EDI Cross-Dock Delivery Description
EDI Cross-Dock Delivery is an initiative to push the processing of goods from the retailer back to the vendor. The EDI Cross-Dock Delivery approach is to have vendor’s pre-package goods so the merchandise does not require further processing by the retailer’s warehouse. If done properly, the vendor will pre-package the merchandise in a ‘floor-ready’ state for each store. Each package will be marked for each store (usually using a UCC128 Carton Marking that contains a scanable barcode for the box and a human-readable destination address. The warehouse checks the packing slip to ensure that the number of packages matches the packages received and moves the boxed merchandise from the receiving dock to the shipping dock (hence the name cross dock). To accomplish this distribution system, the vendor must pre-price merchandise, pre-package it by store and the advanced ship notice is sent to the warehouse. Advanced Shipment notification will:
- Reduce warehousing effort, as the warehouse clerk will not have to rip open boxes, price the merchandise and re-package the merchandise by store. It is estimated that the cost savings can be up to 30 cents per unit by the implementation of full vendor floor-ready merchandising using cross-dock distribution.

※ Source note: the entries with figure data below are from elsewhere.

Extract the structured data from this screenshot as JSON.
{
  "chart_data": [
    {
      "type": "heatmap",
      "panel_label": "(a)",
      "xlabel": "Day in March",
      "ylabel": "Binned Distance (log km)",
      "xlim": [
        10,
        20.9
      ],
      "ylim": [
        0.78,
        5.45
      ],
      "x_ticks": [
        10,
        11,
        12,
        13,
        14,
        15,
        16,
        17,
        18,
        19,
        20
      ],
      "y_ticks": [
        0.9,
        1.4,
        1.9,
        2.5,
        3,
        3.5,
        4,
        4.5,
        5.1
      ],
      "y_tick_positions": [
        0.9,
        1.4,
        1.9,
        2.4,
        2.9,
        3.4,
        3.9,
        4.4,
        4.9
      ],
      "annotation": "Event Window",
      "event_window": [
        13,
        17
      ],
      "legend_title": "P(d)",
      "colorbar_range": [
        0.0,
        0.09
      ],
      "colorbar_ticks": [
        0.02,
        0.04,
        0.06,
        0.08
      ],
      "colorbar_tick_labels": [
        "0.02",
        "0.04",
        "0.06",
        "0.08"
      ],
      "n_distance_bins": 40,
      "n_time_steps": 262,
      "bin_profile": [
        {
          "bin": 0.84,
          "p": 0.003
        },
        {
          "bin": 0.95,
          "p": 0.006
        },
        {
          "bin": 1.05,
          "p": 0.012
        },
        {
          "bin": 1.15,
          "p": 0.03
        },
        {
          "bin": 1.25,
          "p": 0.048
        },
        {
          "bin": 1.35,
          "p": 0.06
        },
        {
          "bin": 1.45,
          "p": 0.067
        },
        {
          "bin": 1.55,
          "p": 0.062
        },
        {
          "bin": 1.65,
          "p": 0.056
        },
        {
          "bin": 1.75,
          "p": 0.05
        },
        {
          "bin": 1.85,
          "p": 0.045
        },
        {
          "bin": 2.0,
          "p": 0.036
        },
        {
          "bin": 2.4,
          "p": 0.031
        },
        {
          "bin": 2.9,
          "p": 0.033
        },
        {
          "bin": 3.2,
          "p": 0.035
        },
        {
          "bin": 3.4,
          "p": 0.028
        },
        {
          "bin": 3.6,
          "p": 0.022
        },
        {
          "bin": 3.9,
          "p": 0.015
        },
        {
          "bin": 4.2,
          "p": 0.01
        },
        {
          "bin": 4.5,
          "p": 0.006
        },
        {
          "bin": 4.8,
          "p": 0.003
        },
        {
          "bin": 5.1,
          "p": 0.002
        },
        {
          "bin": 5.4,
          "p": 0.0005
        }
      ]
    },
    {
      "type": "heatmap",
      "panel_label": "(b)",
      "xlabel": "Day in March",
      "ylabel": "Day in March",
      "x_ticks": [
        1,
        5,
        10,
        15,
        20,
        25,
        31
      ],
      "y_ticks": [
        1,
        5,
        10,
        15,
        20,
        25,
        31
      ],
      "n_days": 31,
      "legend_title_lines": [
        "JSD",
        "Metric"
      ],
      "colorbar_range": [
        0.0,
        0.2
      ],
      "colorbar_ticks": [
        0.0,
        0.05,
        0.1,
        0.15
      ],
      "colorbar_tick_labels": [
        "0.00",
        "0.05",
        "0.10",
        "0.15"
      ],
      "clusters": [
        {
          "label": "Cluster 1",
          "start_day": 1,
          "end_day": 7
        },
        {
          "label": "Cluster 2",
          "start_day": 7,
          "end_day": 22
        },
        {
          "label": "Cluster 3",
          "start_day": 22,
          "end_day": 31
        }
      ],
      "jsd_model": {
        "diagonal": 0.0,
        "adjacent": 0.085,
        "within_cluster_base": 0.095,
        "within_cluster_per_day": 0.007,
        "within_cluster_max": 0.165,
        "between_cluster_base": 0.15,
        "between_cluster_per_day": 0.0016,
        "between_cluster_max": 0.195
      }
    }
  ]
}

- Reduce processing time from 3 days per order to an average of 1/2 day per order. There must be a method to mark the merchandise boxes so that the warehouse clerk can move goods from the receiving dock to the ship dock. Improved notification of merchandise arrival to the inventory system. If the retailer’s inventory system has an “in-transit” feature, advanced shipment notification can be used to update the “in-transit” bucket for the merchandise. This is very important when the source of the merchandise is far away from a retailer (e.g. a West Coast retailer whose vendor warehouses have been consolidated into fewer and fewer warehouses, primarily located in the East, thereby increasing the transit time for merchandise arrivals).